I’m working on a database design and trying to figure out the right approach for indexing. Someone mentioned that adding indexes on columns used in JOIN operations can improve performance, but I want to understand this better.
I have a basic understanding that indexes work like a book’s table of contents, helping find data without scanning everything. However, I’m not sure about the practical implementation.
Here’s my scenario with three tables for a rating system:
MEMBERS table
member_id member_name
1 john
2 mary
3 alex
4 lisa
5 mike
POSTS table
post_id thread_id message author_id
1 1 great! 1
2 2 awesome 2
3 1 not good 3
RATINGS table
rating_id score post_id rater_id
1 -1 1 5
2 1 1 4
3 1 3 1
4 -1 2 5
5 1 2 4
My query looks like this:
select m.member_id, m.member_name,
p.post_id, p.thread_id, p.message,
count(r.score) as total_ratings, sum(r.score > 0) as positive, sum(r.score < 0) as negative,
user_rating.score as my_rating
from posts p
join members m on m.member_id = p.author_id
left join ratings r on r.post_id = p.post_id
left join ratings user_rating on user_rating.post_id = p.post_id
and user_rating.rater_id = 1
where p.thread_id = 1
group by p.post_id, m.member_name, p.post_id, p.thread_id, my_rating;
With millions of records expected, should I create indexes on posts.author_id, ratings.rater_id, and ratings.post_id columns to optimize performance?

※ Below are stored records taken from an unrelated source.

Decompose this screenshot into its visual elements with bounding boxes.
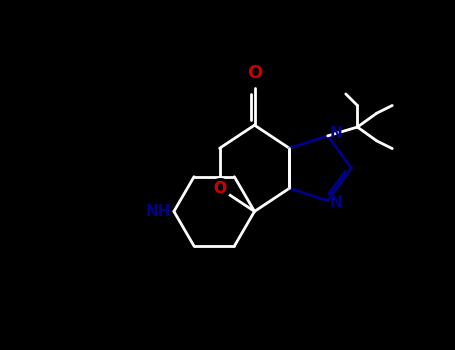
- Text: O: O: [213, 181, 226, 196]
- Text: N: N: [330, 126, 343, 141]
- Text: N: N: [330, 196, 343, 210]
- Text: O: O: [247, 64, 262, 82]
- Text: O: O: [213, 181, 226, 196]
- Text: NH: NH: [146, 204, 172, 219]
- Point: [216, 186, 223, 191]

yeah, definitely add those indexes but don’t overdo it. each one slows down inserts/updates, so be selective. for your query, i’d prioritize posts(thread_id) first - that’s your main filter. then add ratings(post_id). the author_id index is useful but less critical unless you’re runnin lots of author-based queries.
Yeah, you definitely need indexes with millions of records. Since you’re filtering by thread_id first, that’s your most selective condition - index that for sure. The join columns you picked are solid choices.

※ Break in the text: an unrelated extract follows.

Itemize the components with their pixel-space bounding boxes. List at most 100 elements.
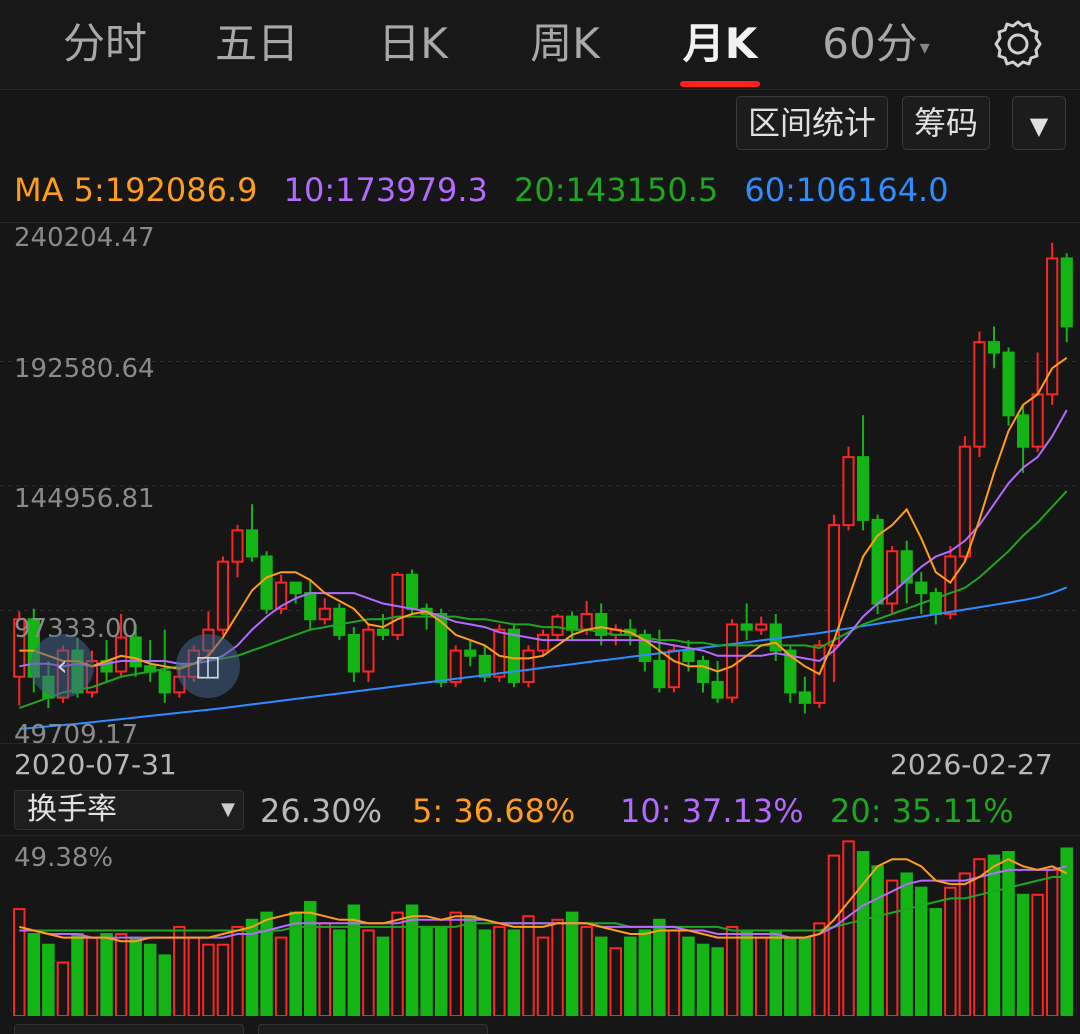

I spotted some redundancy in your GROUP BY that’s probably hurting performance. More importantly, create a covering index on ratings with (post_id, score, rater_id). This lets MySQL handle your joins and aggregation without hitting the actual table data.
With your rating system, you might get better performance by denormalizing some aggregated data. Running COUNT and SUM operations on millions of rating records gets expensive, even with proper indexes. If this query runs a lot, consider keeping running totals in your posts table instead.

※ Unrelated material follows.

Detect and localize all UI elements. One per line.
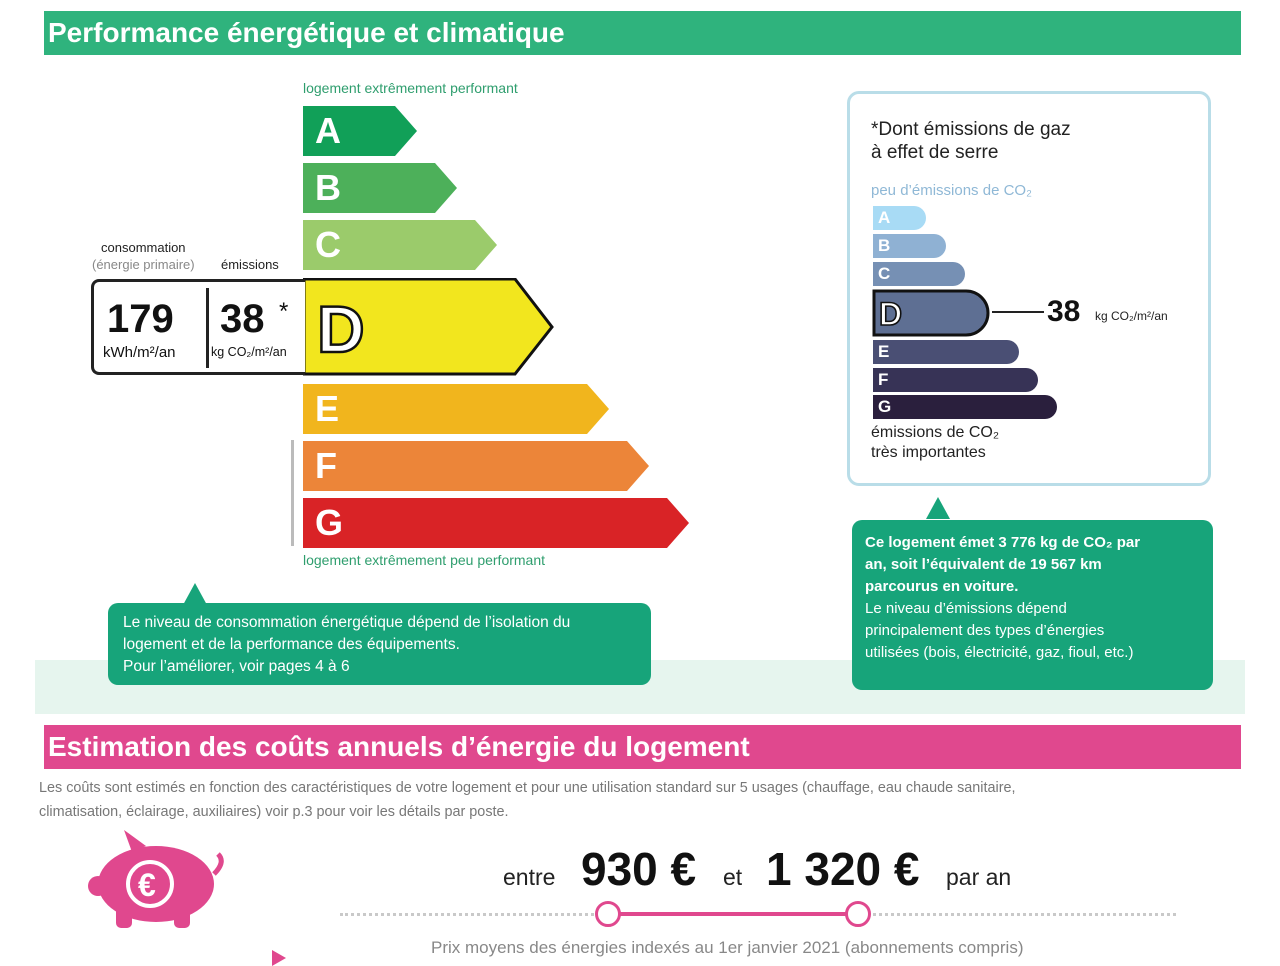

Your index suggestions look solid - you’re definitely heading in the right direction. With millions of records, indexing makes or breaks performance. For your setup, I’d create indexes on posts.author_id, ratings.post_id, and ratings.rater_id since those are your join conditions. But don’t skip posts.thread_id - you’re filtering on it in your WHERE clause, so it’s just as important. Here’s something I’ve learned the hard way: compound indexes usually beat single-column ones. Try a composite index on ratings(post_id, rater_id) since you’re joining on both columns in your user_rating alias. One index handles both joins more efficiently. Quick fix - your GROUP BY has p.post_id listed twice. Clean that up because it messes with query optimization. MySQL’s planner works better with cleaner syntax. Run EXPLAIN on your queries to check the execution plan before and after adding indexes. With your data volume, the performance difference should be huge.